An unspoken problem has been found on the internet by the evil-eyed Twiterattis. Things are not looking good for the Solana ecosystem’s wrapped Sollet tokens, specifically soBTC, which are used widely across lending and AMM services. The main catch here is that nobody knows if the tokens are issued by FTX or Alameda. 

Wrapped crypto tokens are cryptocurrencies used on the DeFi platform that are pegged to the value of another native cryptocurrency or other assets such as gold, equities, shares, and real estate. To help create liquidity in the market, the SOBTC token was introduced at the beginning of the Solana DeFi cycle.

They were also designed to be backed 1:1 by either BTC or ETH. The Solana team developed Wrapped SOL to encourage greater acceptance and utilization of the Solana network (WSL). A secure multi-sig wallet containing SOL tokens that back WSL in a 1:1 ratio.

These wrapped assets were allegedly issued by FTX and backed by FTX-owned assets. SolScan estimates the market cap of SOBTC at $264,125,805.80 at the moment with 16,149.99 of current supply.

8,361 people are the total number of holders, which puts them at risk due to the price’s fast fluctuations following the FTX collapse.

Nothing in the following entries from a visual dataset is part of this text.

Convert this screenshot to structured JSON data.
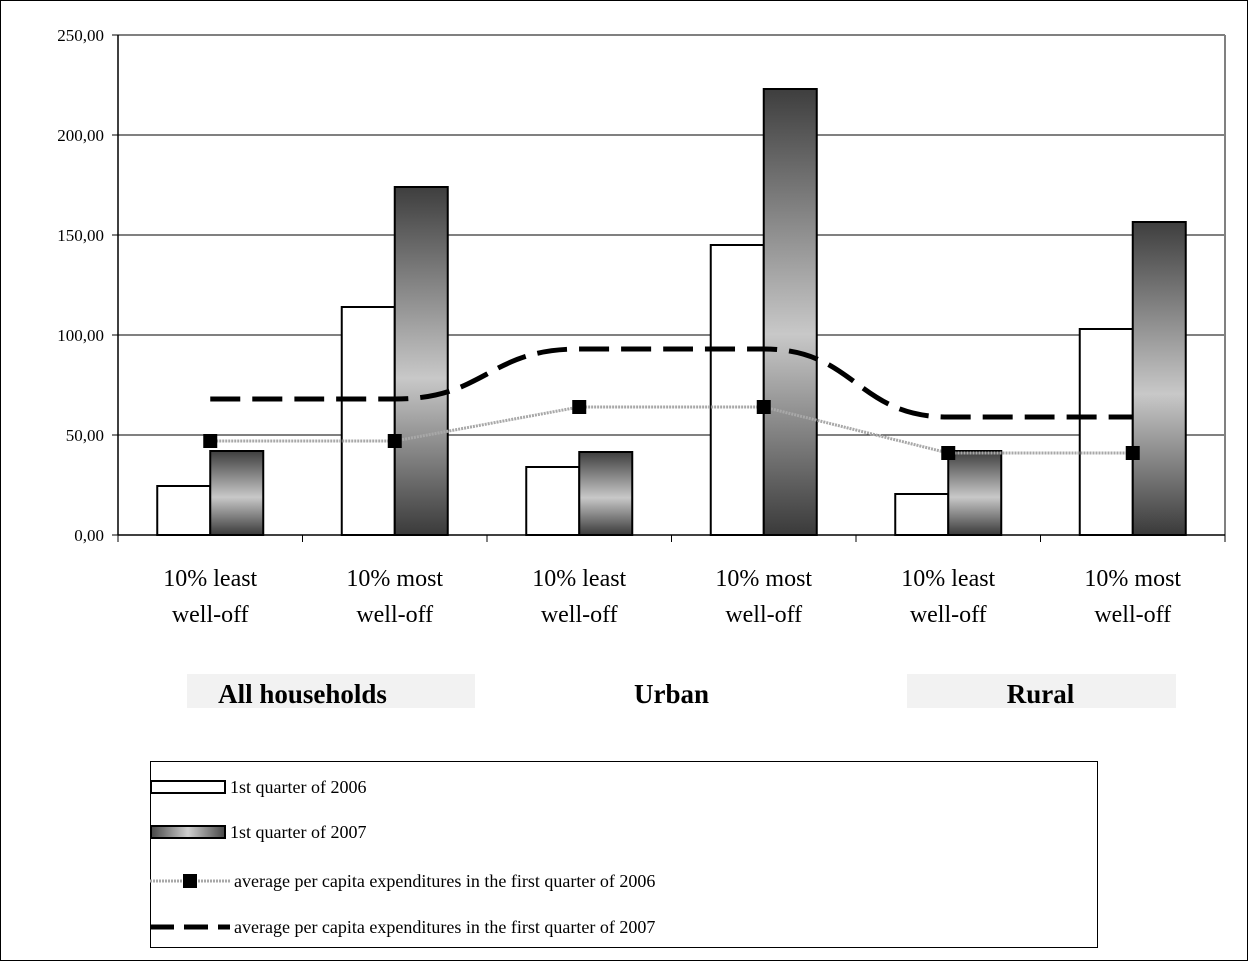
{
  "chart_data": {
    "type": "bar",
    "title": "",
    "xlabel": "",
    "ylabel": "",
    "ylim": [
      0,
      250
    ],
    "y_ticks": [
      "0,00",
      "50,00",
      "100,00",
      "150,00",
      "200,00",
      "250,00"
    ],
    "y_tick_values": [
      0,
      50,
      100,
      150,
      200,
      250
    ],
    "grid": true,
    "categories": [
      "10% least well-off",
      "10% most well-off",
      "10% least well-off",
      "10% most well-off",
      "10% least well-off",
      "10% most well-off"
    ],
    "category_lines": [
      [
        "10% least",
        "well-off"
      ],
      [
        "10% most",
        "well-off"
      ],
      [
        "10% least",
        "well-off"
      ],
      [
        "10% most",
        "well-off"
      ],
      [
        "10% least",
        "well-off"
      ],
      [
        "10% most",
        "well-off"
      ]
    ],
    "groups": [
      "All households",
      "Urban",
      "Rural"
    ],
    "series": [
      {
        "name": "1st quarter of 2006",
        "kind": "bar",
        "fill": "white",
        "values": [
          24.5,
          114,
          34,
          145,
          20.5,
          103
        ]
      },
      {
        "name": "1st quarter of 2007",
        "kind": "bar",
        "fill": "gradient",
        "values": [
          42,
          174,
          41.5,
          223,
          42,
          156.5
        ]
      },
      {
        "name": "average per capita expenditures in the first quarter of 2006",
        "kind": "line-marker",
        "values": [
          47,
          47,
          64,
          64,
          41,
          41
        ]
      },
      {
        "name": "average per capita expenditures in the first quarter of 2007",
        "kind": "dashed-line",
        "values": [
          68,
          68,
          93,
          93,
          59,
          59
        ]
      }
    ],
    "legend_position": "bottom",
    "colors": {
      "gradient_dark": "#4a4a4a",
      "gradient_light": "#cfcfcf",
      "line_2006": "#a8a8a8",
      "line_2007": "#000000",
      "group_label_bg": "#f2f2f2",
      "grid": "#000000"
    }
  }
}
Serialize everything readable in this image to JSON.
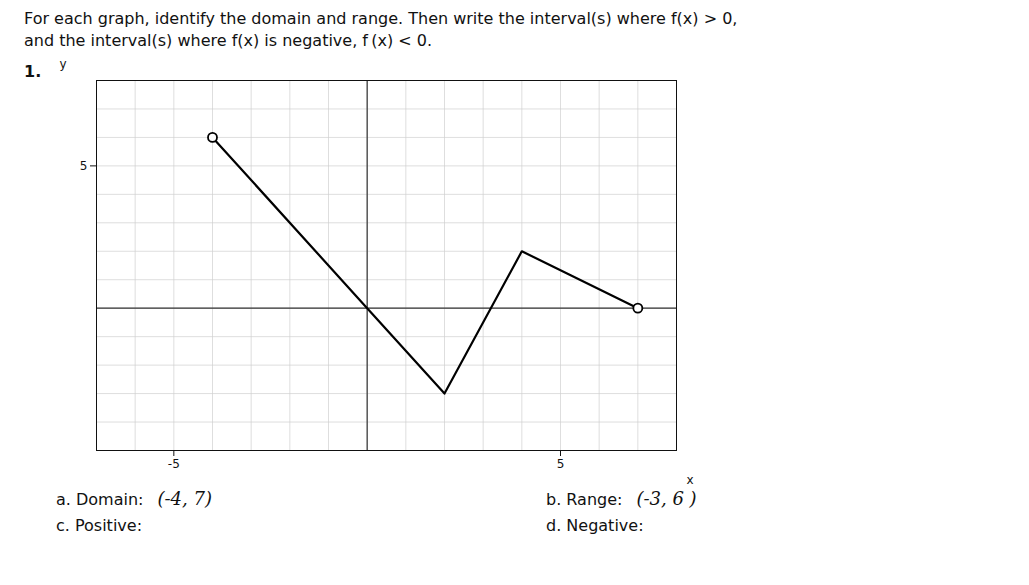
{
  "chart_data": {
    "type": "line",
    "title": "For each graph, identify the domain and range. Then write the interval(s) where f(x) > 0,",
    "subtitle": "and the interval(s) where f(x) is negative, f (x) < 0.",
    "x": [
      -4,
      0,
      2,
      4,
      7
    ],
    "values": [
      6,
      0,
      -3,
      2,
      0
    ],
    "color": "#000000",
    "open_points": [
      [
        -4,
        6
      ],
      [
        7,
        0
      ]
    ],
    "xlim": [
      -7,
      8
    ],
    "ylim": [
      -5,
      8
    ],
    "xticks": [
      -5,
      5
    ],
    "yticks": [
      5
    ],
    "xlabel": "x",
    "ylabel": "y",
    "grid": true,
    "annotations": [
      "1.",
      "a. Domain:",
      "(-4, 7)",
      "b. Range:",
      "(-3, 6 )",
      "c. Positive:",
      "d. Negative:"
    ]
  }
}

The SOBTC is currently trading at $15,497 and the BTC is currently trading at $16,400. Although, they are pegged at a 1:1 ratio.

People on the Internet are concerned that $soBTC, the wrapped Solet token, was created by FTX and used in lending and AMM platforms, even though this issue has not been discussed yet. It is possible that they will not even accept wrapped BTC wallets as FTX has stopped accepting withdrawals. It should be emphasized that FTX is one of Solana’s largest liquidity providers.

At the time of writing, one SOBTC is trading at $12,956 and is down by 30 percent. It has hit a low of $8,636 in the last 24 hours.